Editorial: Government responsible for structural discrimination behind “dojin” remark

October 20, 2016 Ryukyu Shimpo

At the U.S. military’s Northern Training Area, where helipads are being built, a riot police officer from the Osaka Prefectural Police Department yelled out “dojin,” a derogatory term for “aboriginal,” at protesters opposing the helipad construction on the other side of the fence. The Osaka Prefectural Police Department acknowledged the incident and announced that the officer’s remark was “regrettable.”

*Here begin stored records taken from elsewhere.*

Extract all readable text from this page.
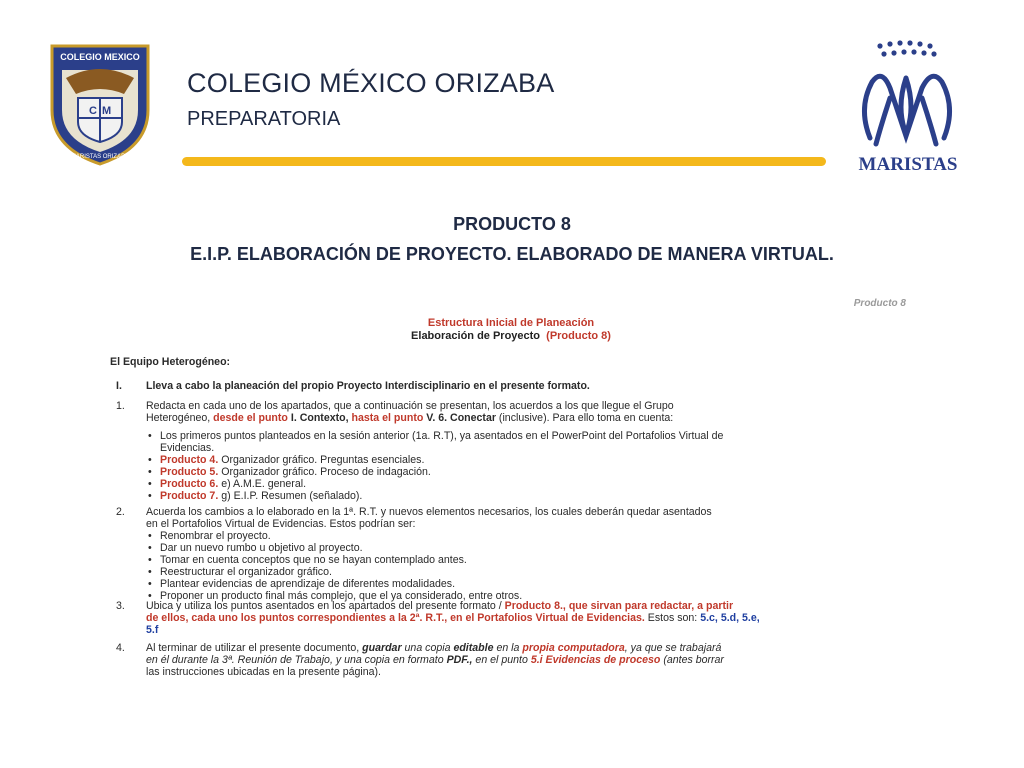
C M
COLEGIO MEXICO
MARISTAS ORIZABA
COLEGIO MÉXICO ORIZABA
PREPARATORIA
MARISTAS
PRODUCTO 8
E.I.P. ELABORACIÓN DE PROYECTO. ELABORADO DE MANERA VIRTUAL.
Producto 8
Estructura Inicial de Planeación
Elaboración de Proyecto (Producto 8)
El Equipo Heterogéneo:
I. Lleva a cabo la planeación del propio Proyecto Interdisciplinario en el presente formato.
1. Redacta en cada uno de los apartados, que a continuación se presentan, los acuerdos a los que llegue el Grupo
Heterogéneo, desde el punto I. Contexto, hasta el punto V. 6. Conectar (inclusive). Para ello toma en cuenta:
• Los primeros puntos planteados en la sesión anterior (1a. R.T), ya asentados en el PowerPoint del Portafolios Virtual de
Evidencias.
• Producto 4. Organizador gráfico. Preguntas esenciales.
• Producto 5. Organizador gráfico. Proceso de indagación.
• Producto 6. e) A.M.E. general.
• Producto 7. g) E.I.P. Resumen (señalado).
2. Acuerda los cambios a lo elaborado en la 1ª. R.T. y nuevos elementos necesarios, los cuales deberán quedar asentados
en el Portafolios Virtual de Evidencias. Estos podrían ser:
• Renombrar el proyecto.
• Dar un nuevo rumbo u objetivo al proyecto.
• Tomar en cuenta conceptos que no se hayan contemplado antes.
• Reestructurar el organizador gráfico.
• Plantear evidencias de aprendizaje de diferentes modalidades.
• Proponer un producto final más complejo, que el ya considerado, entre otros.
3. Ubica y utiliza los puntos asentados en los apartados del presente formato / Producto 8., que sirvan para redactar, a partir
de ellos, cada uno los puntos correspondientes a la 2ª. R.T., en el Portafolios Virtual de Evidencias. Estos son: 5.c, 5.d, 5.e,
5.f
4. Al terminar de utilizar el presente documento, guardar una copia editable en la propia computadora, ya que se trabajará
en él durante la 3ª. Reunión de Trabajo, y una copia en formato PDF., en el punto 5.i Evidencias de proceso (antes borrar
las instrucciones ubicadas en la presente página).
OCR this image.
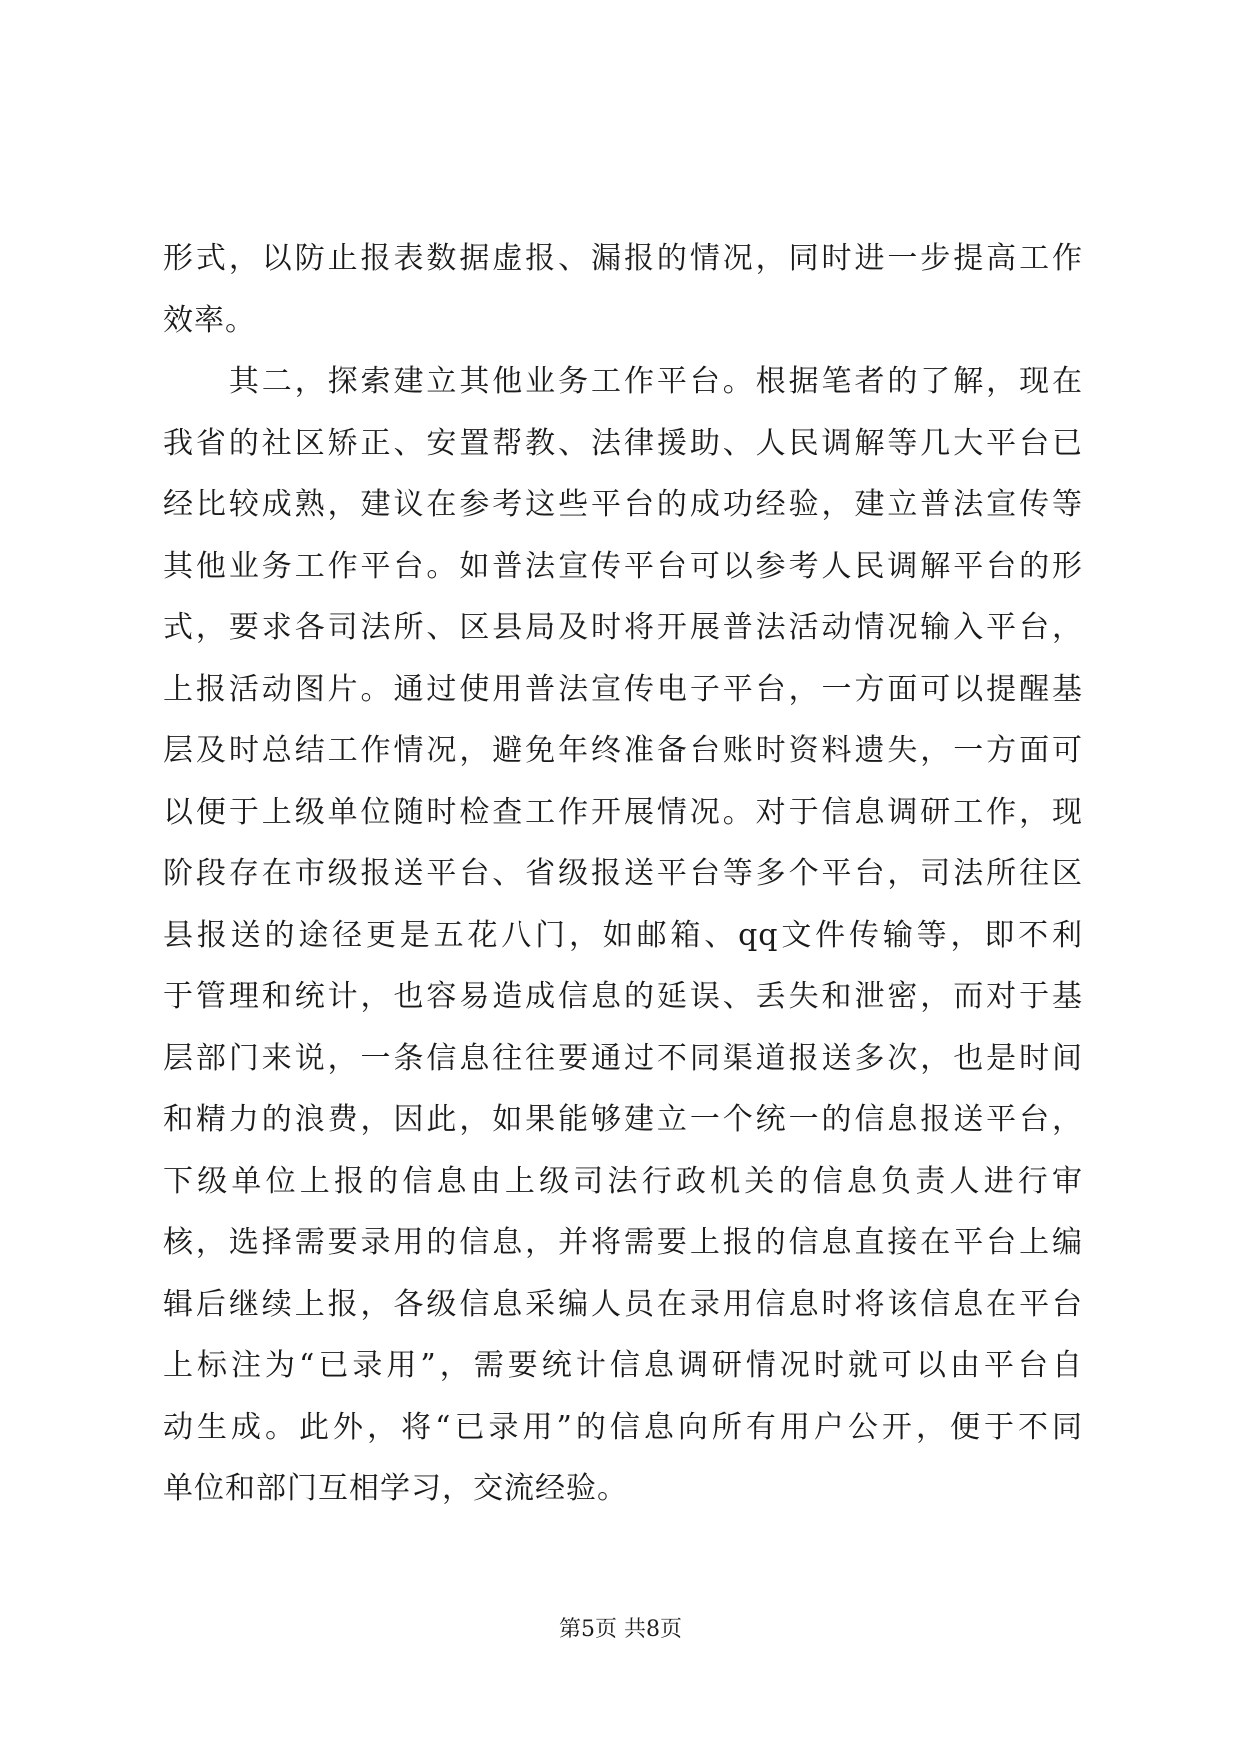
形式，以防止报表数据虚报、漏报的情况，同时进一步提高工作
效率。
　　其二，探索建立其他业务工作平台。根据笔者的了解，现在
我省的社区矫正、安置帮教、法律援助、人民调解等几大平台已
经比较成熟，建议在参考这些平台的成功经验，建立普法宣传等
其他业务工作平台。如普法宣传平台可以参考人民调解平台的形
式，要求各司法所、区县局及时将开展普法活动情况输入平台，
上报活动图片。通过使用普法宣传电子平台，一方面可以提醒基
层及时总结工作情况，避免年终准备台账时资料遗失，一方面可
以便于上级单位随时检查工作开展情况。对于信息调研工作，现
阶段存在市级报送平台、省级报送平台等多个平台，司法所往区
县报送的途径更是五花八门，如邮箱、qq文件传输等，即不利
于管理和统计，也容易造成信息的延误、丢失和泄密，而对于基
层部门来说，一条信息往往要通过不同渠道报送多次，也是时间
和精力的浪费，因此，如果能够建立一个统一的信息报送平台，
下级单位上报的信息由上级司法行政机关的信息负责人进行审
核，选择需要录用的信息，并将需要上报的信息直接在平台上编
辑后继续上报，各级信息采编人员在录用信息时将该信息在平台
上标注为“已录用”，需要统计信息调研情况时就可以由平台自
动生成。此外，将“已录用”的信息向所有用户公开，便于不同
单位和部门互相学习，交流经验。
第5页 共8页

The “dojin” remark deeply hurt not only the protesters, but also the hearts of the people of Okinawa. The remark also damaged people’s trust in the police. The supervisors of the riot police squad should make a clear apology to the people of Okinawa, and the department should strictly punish the officer who made the remark on the basis of the Police Law and defamation laws.

The riot police officers at the scene are sent in from all over Japan. The officers’ supervisors also bear responsibility for the discriminatory remark, and must be held accountable for failing to make the officers understand Okinawa’s base issues and the reality of the protesters opposing the construction, and to guide and supervise them to take a neutral position in carrying out their professional duties.

Yelling out “dojin” at protesters on the other side of the fence does nothing to quell their actions, and rather serves as a provocation. Perhaps it reflects the intent of the Abe administration and the Okinawa Defense Bureau, who believe that any hindrance to the construction must be removed.

Okinawa Peace Movement Center leader Hiroji Yamashiro, who allegedly cut the wire of a fence in the training area, was arrested at the advisory of an Okinawa Defense Bureau employee. The arrest has been criticized as a shot taken by the Defense Bureau that reveals its wish to demoralize the protest movement.
The actual leaders of the police activities oppressing the protest movement are the Okinawa Defense Bureau and the Japanese government. The government is resorting to every means possible to achieve the helipad construction, from sending in large-scale riot police forces, conducting unjustified vehicle inspections, removing citizens and newspaper reporters, and sending in Self-Defense Force helicopters,.

It is clear that police activities that deviate from the “fair and impartial” imperative set forth in the Police Law are being carried out at the will of, or under the guidance of, the Japanese government, which considers the helipad construction its absolute priority.

Discrimination against Okinawa is a historical issue. First came the Ryukyu Disposition, followed by the use of Okinawa as a bulwark to stave off an attack on the mainland during World War II, and then allowing the U.S. military occupation of Okinawa after the war and the concentration of U.S. bases here.

The construction of a new base in Henoko and construction of helipads are being carried out against the backdrop of structural discrimination, rooted in history, against Okinawa by the Japanese government.
Okinawans expressed oppositions to the bases in the gubernatorial election, Nago mayoral election, Prefectural Assembly election, and multiple national elections. Government policy that tramples on the will of the people and pushes forward forcefully with the construction of bases can only be called a form of structural discrimination.

Okinawa is not a colony of Japan. The Japanese government’s discriminatory policies are responsible for discrimination against Okinawa and by extension the “dojin” remark at issue. As long as structural discrimination against Okinawa is not remedied, there will be no end to fruitless confrontation.